In den Clinch zwischen dem Eigentümer und der Gemeinde als Hauptmieterin des Ärztehauses hat sich jetzt auch die Untermieterin, die Allgemeinarztpraxis Dr. Klaus T. Kumpe, Matthias Wohlrab und Dr. Johannes M. Schmid eingeschaltet (wir berichteten in unserer Ausgabe am 31. Juli 2024). In einer schriftlichen Stellungnahme monieren die Ärzte offenbar, dass das Gebäude als medizinisches Zentrum vorgesehen war.
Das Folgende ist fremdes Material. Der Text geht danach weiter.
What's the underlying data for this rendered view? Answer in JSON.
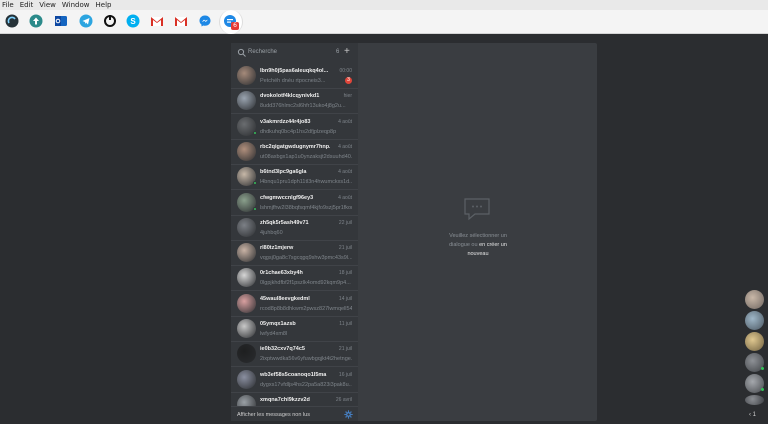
{
  "menu": [
    "File",
    "Edit",
    "View",
    "Window",
    "Help"
  ],
  "services": [
    {
      "icon": "ferdi-icon",
      "color": "#263238"
    },
    {
      "icon": "upload-icon",
      "color": "#2b8a8a"
    },
    {
      "icon": "outlook-icon",
      "color": "#1565c0"
    },
    {
      "icon": "telegram-icon",
      "color": "#2ca5e0"
    },
    {
      "icon": "power-icon",
      "color": "#111111"
    },
    {
      "icon": "skype-icon",
      "color": "#00aff0"
    },
    {
      "icon": "gmail-icon",
      "color": "#d93025"
    },
    {
      "icon": "gmail-icon",
      "color": "#d93025"
    },
    {
      "icon": "messenger-icon",
      "color": "#1e88e5"
    },
    {
      "icon": "chat-bubble-icon",
      "color": "#1e88e5"
    }
  ],
  "active_badge": "6",
  "search": {
    "placeholder": "Recherche",
    "count": "6"
  },
  "conversations": [
    {
      "name": "lbn9h0j5pas6aleuqkq4ol...",
      "snippet": "Petchéh dnéu rtpocneis3...",
      "date": "00:00",
      "unread": "3",
      "avatar": "#a58a7a"
    },
    {
      "name": "dvokolotf4klcqynivkd1",
      "snippet": "8udd376hlmc2sl6hfr13uko4j8g2u...",
      "date": "hier",
      "unread": "",
      "avatar": "#9aa4b0"
    },
    {
      "name": "v3akmrdzz44r4jo83",
      "snippet": "dhdkuhq0bc4p1hs2dfjplzeqp8p",
      "date": "4 août",
      "unread": "",
      "avatar": "#6a6d70"
    },
    {
      "name": "rbc2qigatgwdugnymr7hnp...",
      "snippet": "ut08axbgx1ap1u0ynzaksjt2dsuuhd40...",
      "date": "4 août",
      "unread": "",
      "avatar": "#b08f7c"
    },
    {
      "name": "b6tnd3lpc9ga6gla",
      "snippet": "l4bnqu1pru1dph11tl3n4hwumckxs1d...",
      "date": "4 août",
      "unread": "",
      "avatar": "#c7b8a8"
    },
    {
      "name": "cfwgmwccnlgf96ey3",
      "snippet": "lshmjfhw2l38bqfsqmf4kjfo9szj5pr1fkom...",
      "date": "4 août",
      "unread": "",
      "avatar": "#8aa08c"
    },
    {
      "name": "zh5qk5r5ash49v71",
      "snippet": "4juhbq60",
      "date": "22 juil",
      "unread": "",
      "avatar": "#7c8086"
    },
    {
      "name": "rl80tz1mjerw",
      "snippet": "vqgsj0ga8c7sgcqgq9shw3pmc43s9l...",
      "date": "21 juil",
      "unread": "",
      "avatar": "#c9b3a5"
    },
    {
      "name": "0r1chae63xby4h",
      "snippet": "0lgpjkhdfbf2f1pszlk4omd92kqm9p4...",
      "date": "18 juil",
      "unread": "",
      "avatar": "#d6d6d6"
    },
    {
      "name": "45waul8eevgkedml",
      "snippet": "rcod8p8b8dhkwm2pwsz827lwmqell54...",
      "date": "14 juil",
      "unread": "",
      "avatar": "#d9a0a0"
    },
    {
      "name": "05ymqx1azsb",
      "snippet": "lwfyd4xm8l",
      "date": "11 juil",
      "unread": "",
      "avatar": "#c8c8c8"
    },
    {
      "name": "ie0b32cxv7q74c5",
      "snippet": "2ixptwwdka56v6yfuwbgqjkt4t2hetnge...",
      "date": "21 juil",
      "unread": "",
      "avatar": "#1e1f20"
    },
    {
      "name": "wb3ef58s5coanoqo1l5ma",
      "snippet": "dygxs17vfdljs4hs22pa5a823i3pak8u...",
      "date": "16 juil",
      "unread": "",
      "avatar": "#8a8fa0"
    },
    {
      "name": "xmqna7chl9kzzv2d",
      "snippet": "",
      "date": "26 avril",
      "unread": "",
      "avatar": "#9aa0a6"
    }
  ],
  "footer_label": "Afficher les messages non lus",
  "empty_state": {
    "line1": "Veuillez sélectionner un",
    "line2a": "dialogue ou",
    "link": "en créer un",
    "line3": "nouveau"
  },
  "right_bottom": "‹ 1"
}
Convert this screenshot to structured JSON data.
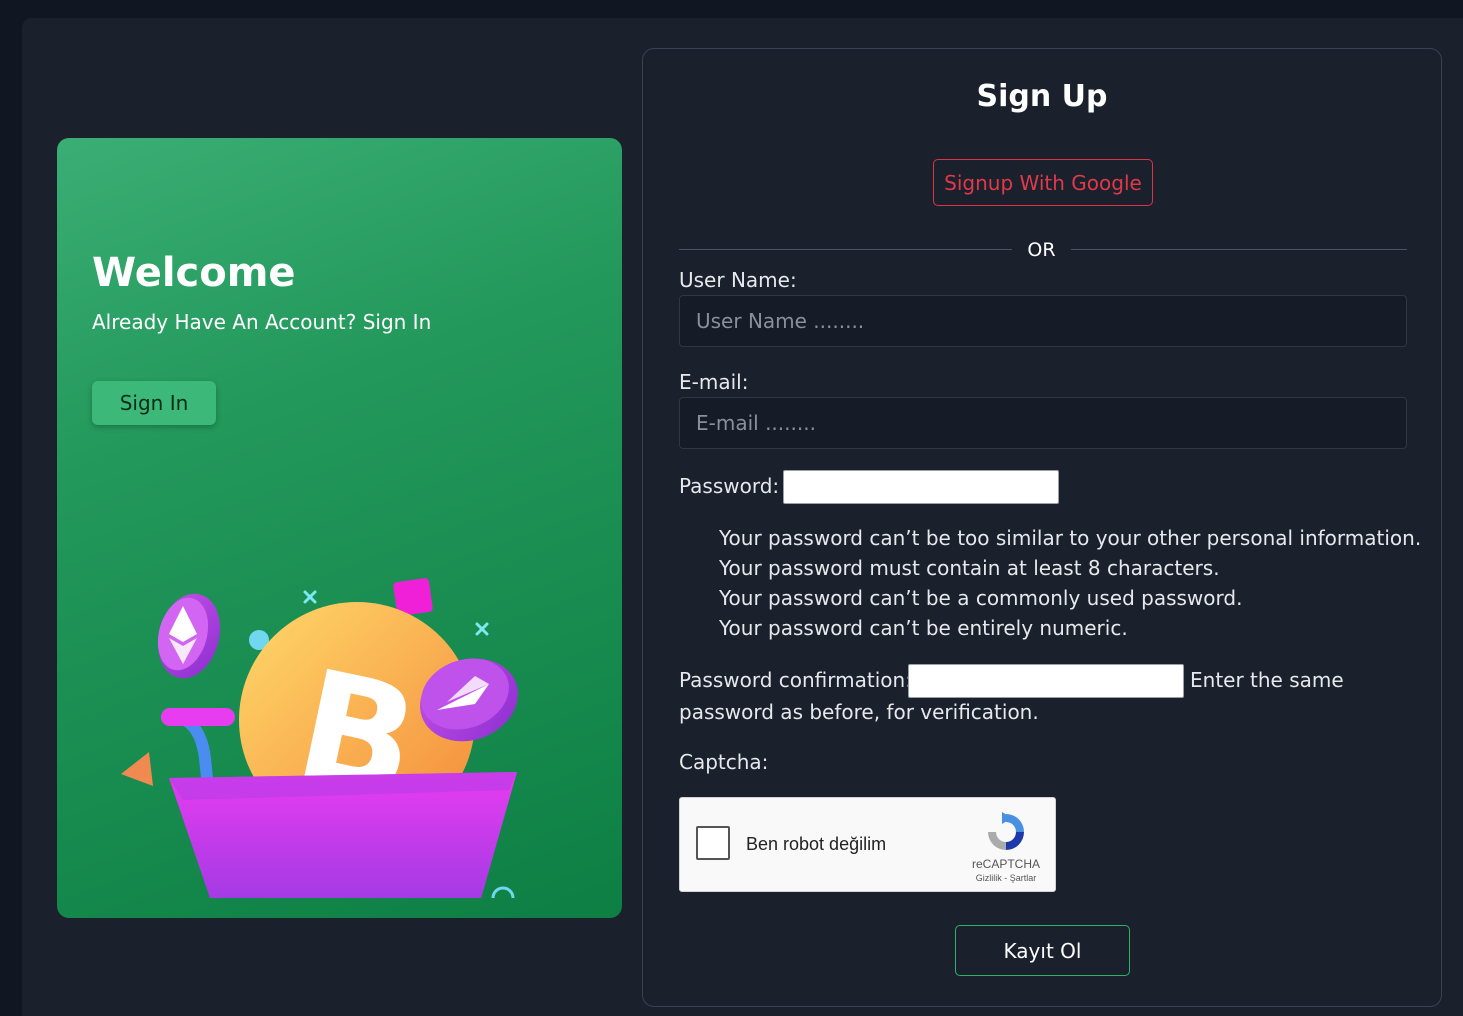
{
  "welcome": {
    "title": "Welcome",
    "subtitle": "Already Have An Account? Sign In",
    "signin_label": "Sign In"
  },
  "signup": {
    "title": "Sign Up",
    "google_label": "Signup With Google",
    "or_text": "OR",
    "username": {
      "label": "User Name:",
      "placeholder": "User Name ........"
    },
    "email": {
      "label": "E-mail:",
      "placeholder": "E-mail ........"
    },
    "password": {
      "label": "Password:",
      "help": [
        "Your password can’t be too similar to your other personal information.",
        "Your password must contain at least 8 characters.",
        "Your password can’t be a commonly used password.",
        "Your password can’t be entirely numeric."
      ]
    },
    "password_confirm": {
      "label": "Password confirmation:",
      "help_part1": "Enter the same",
      "help_part2": "password as before, for verification."
    },
    "captcha": {
      "label": "Captcha:",
      "checkbox_text": "Ben robot değilim",
      "brand": "reCAPTCHA",
      "terms": "Gizlilik - Şartlar"
    },
    "submit_label": "Kayıt Ol"
  },
  "colors": {
    "page_bg": "#1a202c",
    "welcome_green": "#23985b",
    "google_red": "#dc3545",
    "submit_border": "#2fb36b"
  },
  "icons": [
    "ethereum-coin-icon",
    "bitcoin-coin-icon",
    "shopping-cart-icon",
    "recaptcha-logo-icon"
  ]
}
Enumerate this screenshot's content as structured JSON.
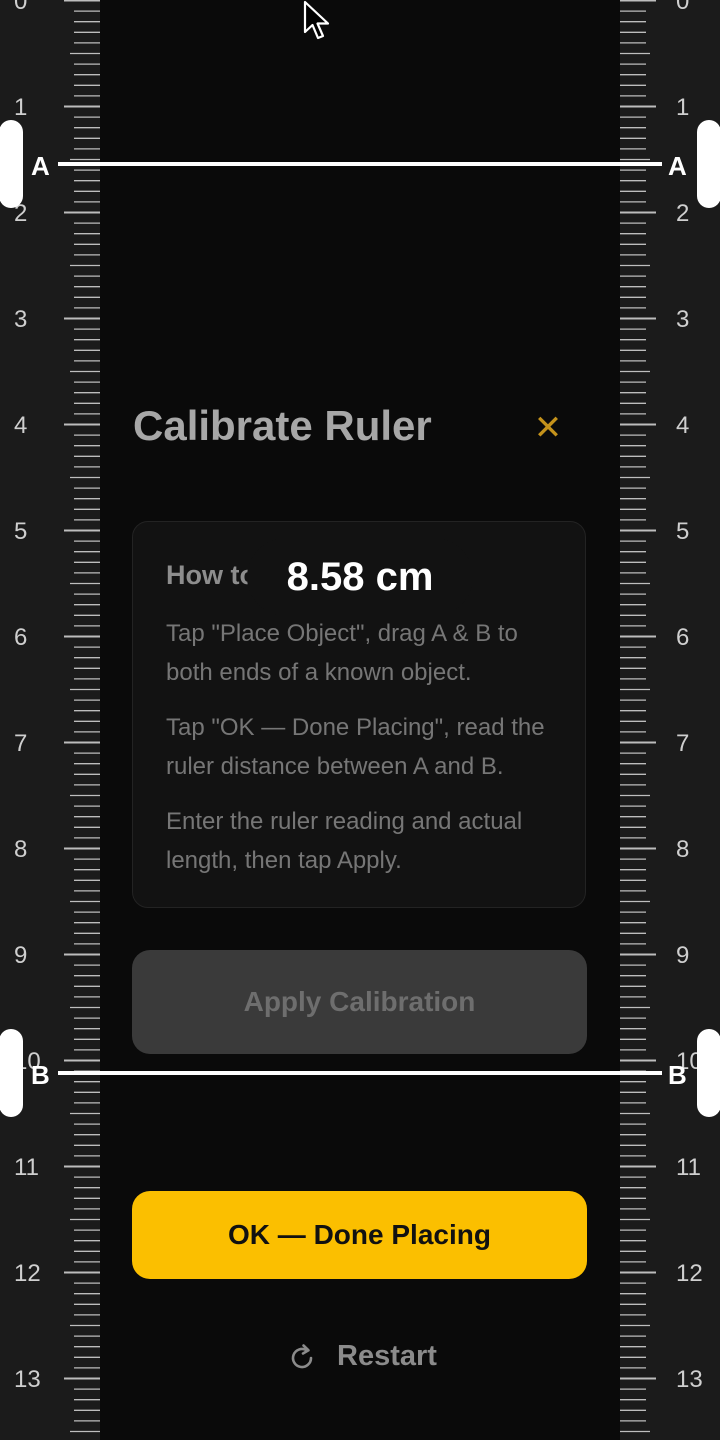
{
  "ruler": {
    "numbers": [
      "0",
      "1",
      "2",
      "3",
      "4",
      "5",
      "6",
      "7",
      "8",
      "9",
      "10",
      "11",
      "12",
      "13"
    ],
    "background_color": "#1b1b1b",
    "tick_color": "#bdbdbd"
  },
  "markers": {
    "a": {
      "label": "A"
    },
    "b": {
      "label": "B"
    }
  },
  "measurement": {
    "value": "8.58 cm"
  },
  "dialog": {
    "title": "Calibrate Ruler",
    "close_icon": "close-x-icon",
    "info_heading": "How to calibrate",
    "steps": [
      "Tap \"Place Object\", drag A & B to both ends of a known object.",
      "Tap \"OK — Done Placing\", read the ruler distance between A and B.",
      "Enter the ruler reading and actual length, then tap Apply."
    ],
    "apply_label": "Apply Calibration"
  },
  "actions": {
    "done_label": "OK — Done Placing",
    "restart_label": "Restart",
    "restart_icon": "refresh-icon"
  },
  "colors": {
    "accent": "#fbbf00",
    "close": "#c4921b",
    "marker": "#ffffff",
    "disabled_button": "#3a3a3a"
  }
}
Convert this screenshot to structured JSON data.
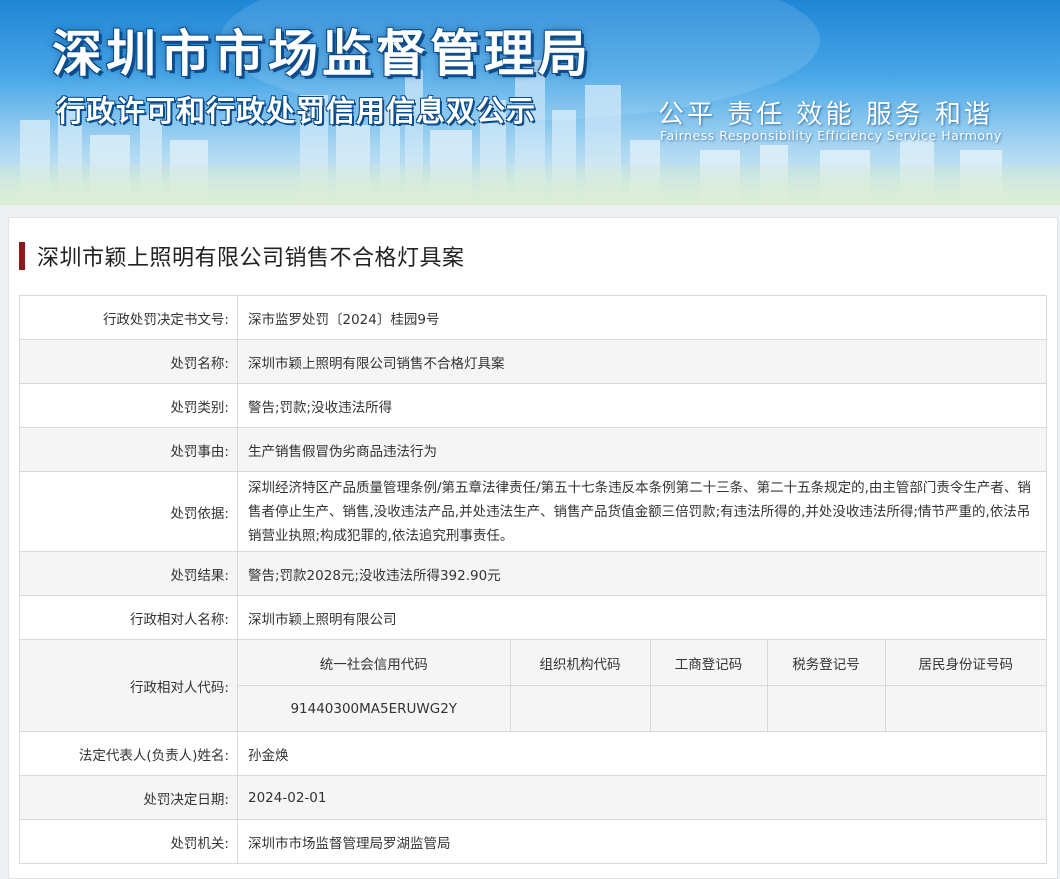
{
  "banner": {
    "title": "深圳市市场监督管理局",
    "subtitle": "行政许可和行政处罚信用信息双公示",
    "slogan": "公平 责任 效能 服务 和谐",
    "slogan_en": "Fairness Responsibility Efficiency Service Harmony"
  },
  "case": {
    "title": "深圳市颖上照明有限公司销售不合格灯具案"
  },
  "fields": [
    {
      "label": "行政处罚决定书文号:",
      "value": "深市监罗处罚〔2024〕桂园9号"
    },
    {
      "label": "处罚名称:",
      "value": "深圳市颖上照明有限公司销售不合格灯具案"
    },
    {
      "label": "处罚类别:",
      "value": "警告;罚款;没收违法所得"
    },
    {
      "label": "处罚事由:",
      "value": "生产销售假冒伪劣商品违法行为"
    },
    {
      "label": "处罚依据:",
      "value": "深圳经济特区产品质量管理条例/第五章法律责任/第五十七条违反本条例第二十三条、第二十五条规定的,由主管部门责令生产者、销售者停止生产、销售,没收违法产品,并处违法生产、销售产品货值金额三倍罚款;有违法所得的,并处没收违法所得;情节严重的,依法吊销营业执照;构成犯罪的,依法追究刑事责任。"
    },
    {
      "label": "处罚结果:",
      "value": "警告;罚款2028元;没收违法所得392.90元"
    },
    {
      "label": "行政相对人名称:",
      "value": "深圳市颖上照明有限公司"
    }
  ],
  "codes": {
    "label": "行政相对人代码:",
    "headers": [
      "统一社会信用代码",
      "组织机构代码",
      "工商登记码",
      "税务登记号",
      "居民身份证号码"
    ],
    "values": [
      "91440300MA5ERUWG2Y",
      "",
      "",
      "",
      ""
    ]
  },
  "fields_after": [
    {
      "label": "法定代表人(负责人)姓名:",
      "value": "孙金焕"
    },
    {
      "label": "处罚决定日期:",
      "value": "2024-02-01"
    },
    {
      "label": "处罚机关:",
      "value": "深圳市市场监督管理局罗湖监管局"
    }
  ],
  "colors": {
    "heading_bar": "#8b1a1a",
    "banner_blue": "#1f86d6",
    "row_alt": "#f5f5f5",
    "border": "#d9d9d9"
  }
}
Der bei der Planung bekannte Nutzungszweck hätte bereits von Anfang an berücksichtigt werden müssen. Möglicherweise hätte die Immobilie bei der technischen Endabnahme nicht für diese Zwecke vermietet werden dürfen. Die dort praktizierenden Ärzte listen Baumängel auf und widersprechen damit dem Bauherrn, dem als freien Architekten in Ettlenschieß tätigen Bernd Dietrich, der mehrheitlich Gebrauchsspuren im Hause sieht.
Lange Liste an Problemen
Die Türen zu den Sprechzimmern und in das Wartezimmer dämmten nicht die Geräusche, sodass im Wartezimmer aus Diskretionsgründen ein Radio laufen müsse, um nicht die Gespräche am Tresen mithören zu können. Bernd Dietrich sieht das anders: „Ich habe dort eine Akustikdecke bauen lassen.“ Im Übrigen sei wohl der Fußbodenbelag nicht desinfektionsmittel-fest, die Praxiseingangstür zu schwach konzipiert, es fehle der elektrische Anschluss eines gesetzlich vorgeschriebenen und bereits 2017 an der Außenwand montierten Luftwärmeaustauschers und der Anbau mit Technikraum habe ein großes Feuchtigkeitsproblem. Dort, wo die Elektrik, Heizung und die Entkalkungsanlage des Zahnarztes untergebracht sei, sei es regelmäßig tropfnass.
Letzteres, so Eigentümer Bernd Dietrich, liege wohl daran, dass das dort entstehende Wasser nicht ordnungsgemäß aus den Auffangbehältern entsorgt würde, denn das müsse manchmal sogar er machen. Kritisiert wird ferner, dass in einem Abstellraum keine Mülltonnen stehen können, weil dort auch Baumüll lagert. Bernd Dietrich spricht im Telefonat von Baumaterialien, die er jetzt entsorgen will.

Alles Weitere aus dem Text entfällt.